Мой Бучута, наш Тереза
В Харалети стряслась однажды история, не приведи бог...
После той истории – кто бы мог подумать! – прославленный на всю губернию тамада Пармен Двали бросил пить и по ночам озадаченно рассматривал звезды, держа вместо рога подзорную трубу; правда, на первых порах он по ошибке подносил ее ко рту, но со временем попривык и стал использовать как положено. А история вышла врагам на потеху, – два харалетских горожанина, два титана схватились друг с другом, и ведь кто-то же из них должен был оказаться побежденным, а это для нас, харалетцев, было непредставимо; и дело-то пошло не в шутку, дорогие вы мои, нет, куда там, – один стащил через голову сорочку и повесил ее на торчащий рядом сук, поступив, безусловно, правильно, ибо для острастки противника он так взбучил мышцы, что они уподобились валунам на каменистом берегу, и сорочка на нем все равно бы разлетелась в клочья; а второй засучил рукава, снял прикрепленные цепочкой к поясу часы и вручил их первому, кто попался ему на глаза, попросив ненадолго подержать при себе, после чего, по знаку известного тамады Пармена Двали, оба яростно кинулись друг на друга; а когда послышалось глухое уханье кулаков и противники вихрем закружились-завертелись в пылу драки, все мы, заодно с перепуганным Парменом Двали, вскарабкались на ближние деревья и продолжение схватки наблюдали уже оттуда.

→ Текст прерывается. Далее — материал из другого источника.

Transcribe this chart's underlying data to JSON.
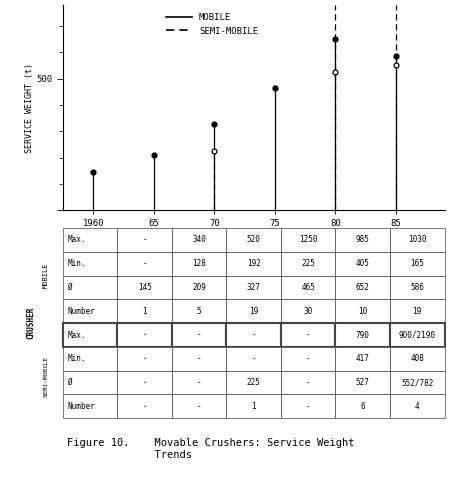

Чего только не бывало в Харалети, но чтоб такое... Ах, нет, нет, бога ради... Многие, может, даже не знают, что именно в Харалети впервые в мире во время широкого свадебного пира жареному поросенку засунули в зубы редиску и в таком виде поднесли его тамаде. Естественно, что этот новый прием оживления стола, вызывающий общий шумный восторг, соседние города и деревни переняли именно у Харалети, потом это докатилось и до отдаленных местечек, а там и до крупных поселений, так что в конце концов обычай получил широчайшее распространение и никто уже не помнил, что именно в Харалети впервые засунули жареному поросёнку в зубы редиску. Но история схватки двух харалетцев до такой степени примечательна, что я не хочу, чтоб она была утрачена бесследно. И хотя сам виднейший тенор губернии, в пальто с каракулевым воротником, Осико Арджеванидзе, заявил после этой схватки, что память о «столь великолепном зрелище никогда не затянется пепельно-серым покровом забвенья», я, ваш покорный слуга, все-таки сильно опасаюсь, чтоб «беспощадное течение времени под уклон» (это тоже выражение Осико Арджеванидзе) не унесло с собой этого беспримерного состязания; но при всем том следует все же упомянуть, что виной всему был Шашиа Кутубидзе, а чтоб вы не спросили меня, что мол, это еще за Шашиа, какой такой Кутубидзе, скажу вкратце: Шашиа Кутубидзе был директором-администратором харалетского театра.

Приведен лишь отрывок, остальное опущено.